Urgently Addressing the World’s Challenges with Experience and Robust Research

The event also marks the launch of an exciting new partnership between the REAL Centre and Camfed. “The urgency to address the challenges the world faces as we commit to quality education for every child has never been greater,” says Pauline Rose, Professor of International Education and Director of the REAL Centre. “We urgently need to focus on those facing severe disadvantages in education – notably girls from poor households, and particularly those with disabilities. So we are bringing together Camfed’s decades-long experience of investing in community-led girls’ education programs with the University’s high quality research, with a view to supporting the most effective deployment of global resources.”

Today’s panel of experts is deeply committed to changing the status quo.
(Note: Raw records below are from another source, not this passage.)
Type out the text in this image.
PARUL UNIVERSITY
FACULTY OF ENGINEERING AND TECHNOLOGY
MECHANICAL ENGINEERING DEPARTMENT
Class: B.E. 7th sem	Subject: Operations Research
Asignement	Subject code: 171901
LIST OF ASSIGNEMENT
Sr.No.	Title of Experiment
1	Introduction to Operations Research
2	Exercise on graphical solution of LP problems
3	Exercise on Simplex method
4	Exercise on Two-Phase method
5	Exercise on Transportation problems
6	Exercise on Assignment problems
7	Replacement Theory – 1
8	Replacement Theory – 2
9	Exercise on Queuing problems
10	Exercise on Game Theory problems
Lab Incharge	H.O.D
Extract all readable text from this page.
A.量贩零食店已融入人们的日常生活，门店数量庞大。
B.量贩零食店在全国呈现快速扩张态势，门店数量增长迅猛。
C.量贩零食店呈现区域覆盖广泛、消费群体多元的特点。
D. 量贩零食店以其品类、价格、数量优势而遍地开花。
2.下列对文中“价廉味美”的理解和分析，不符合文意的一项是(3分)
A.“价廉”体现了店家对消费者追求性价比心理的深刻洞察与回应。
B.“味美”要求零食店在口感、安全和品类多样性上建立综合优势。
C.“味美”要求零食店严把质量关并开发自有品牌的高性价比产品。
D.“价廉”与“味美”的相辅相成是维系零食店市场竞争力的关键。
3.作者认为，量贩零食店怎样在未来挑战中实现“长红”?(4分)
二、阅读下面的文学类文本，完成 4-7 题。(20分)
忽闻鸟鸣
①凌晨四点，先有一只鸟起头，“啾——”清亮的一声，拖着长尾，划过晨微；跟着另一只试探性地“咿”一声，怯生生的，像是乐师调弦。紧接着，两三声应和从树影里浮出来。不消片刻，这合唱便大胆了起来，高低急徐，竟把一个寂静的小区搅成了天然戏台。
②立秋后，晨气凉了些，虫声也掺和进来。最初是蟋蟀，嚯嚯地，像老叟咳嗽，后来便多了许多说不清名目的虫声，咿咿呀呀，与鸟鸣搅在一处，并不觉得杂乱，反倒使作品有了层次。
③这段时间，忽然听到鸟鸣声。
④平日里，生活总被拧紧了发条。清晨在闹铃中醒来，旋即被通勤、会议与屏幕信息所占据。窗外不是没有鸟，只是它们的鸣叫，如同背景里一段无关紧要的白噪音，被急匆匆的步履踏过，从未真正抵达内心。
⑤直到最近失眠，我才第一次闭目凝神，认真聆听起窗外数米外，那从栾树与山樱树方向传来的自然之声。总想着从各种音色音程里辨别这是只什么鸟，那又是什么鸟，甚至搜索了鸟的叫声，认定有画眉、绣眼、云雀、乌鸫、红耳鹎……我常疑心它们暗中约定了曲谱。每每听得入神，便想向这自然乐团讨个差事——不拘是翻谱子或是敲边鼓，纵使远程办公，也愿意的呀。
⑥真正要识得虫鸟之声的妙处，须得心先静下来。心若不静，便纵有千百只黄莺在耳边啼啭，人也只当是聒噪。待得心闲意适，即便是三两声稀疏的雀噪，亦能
Julia Gillard, Chair of the Global Partnership for Education and former Prime Minister of Australia, and Hans Brattskar, Norway’s Deputy Minister of Foreign Affairs, will share their professional insights. Julia Gillard will focus on the barriers to quality education for all, especially for marginalized girls, the solutions that are already in place, and the global commitment that is needed to drive change. Hans Brattskar will speak on behalf of a government deeply committed to investing in girls’ education as the key to sustainable development. This will be followed by a Q&A session and an interactive panel discussion.

 

A Coalition for Girls’ Education

Lucy Lake, CEO of Camfed, and Fiona Mavhinga, lawyer and founding member of CAMA, Camfed’s 33,100-member strong pan-African network of young women leaders for girls’ education, will join Professor Rose on the panel. They will share their experience of what works in girls’ education in some of the poorest and most isolated districts of sub-Saharan Africa, where Camfed invests in a community-led model of girls’ education and young women’s empowerment and leadership. “Camfed’s model shows just what’s possible to achieve for girls, even in the most difficult circumstances. By partnering with government ministries and working closely with communities, we are tackling the obstacles to girls’ success,” Lucy Lake explains. “The results are evident in the incredible network of educated young women – many among the first to complete school in their communities – who are now working with us to drive change for the younger generation in school.”

Fiona Mavhinga will describe how young women are engaging with government authorities to tackle gender-based violence and discrimination, as well as supporting the next generation through school. “CAMA members, uniquely placed to understand the barriers to girls’ success, are now designing, delivering and monitoring innovative programmes that improve girls’ retention and progression through school, as well as their transition to independence and leadership,” she explains.

Research from the REAL Centre will further strengthen the data collected by promoting evidence from programmes like Camfed’s to enhance impact from classroom to policy level. “On this seminal day, we bring together some of the world’s most powerful voices advocating for girls’ education, as well as in-depth research experience, governments committed to change, and young women activists who understand what really works in transforming girls’ context and prospects. This is the coalition we need to succeed in delivering every child’s entitlement to a quality education,” Professor Rose concludes.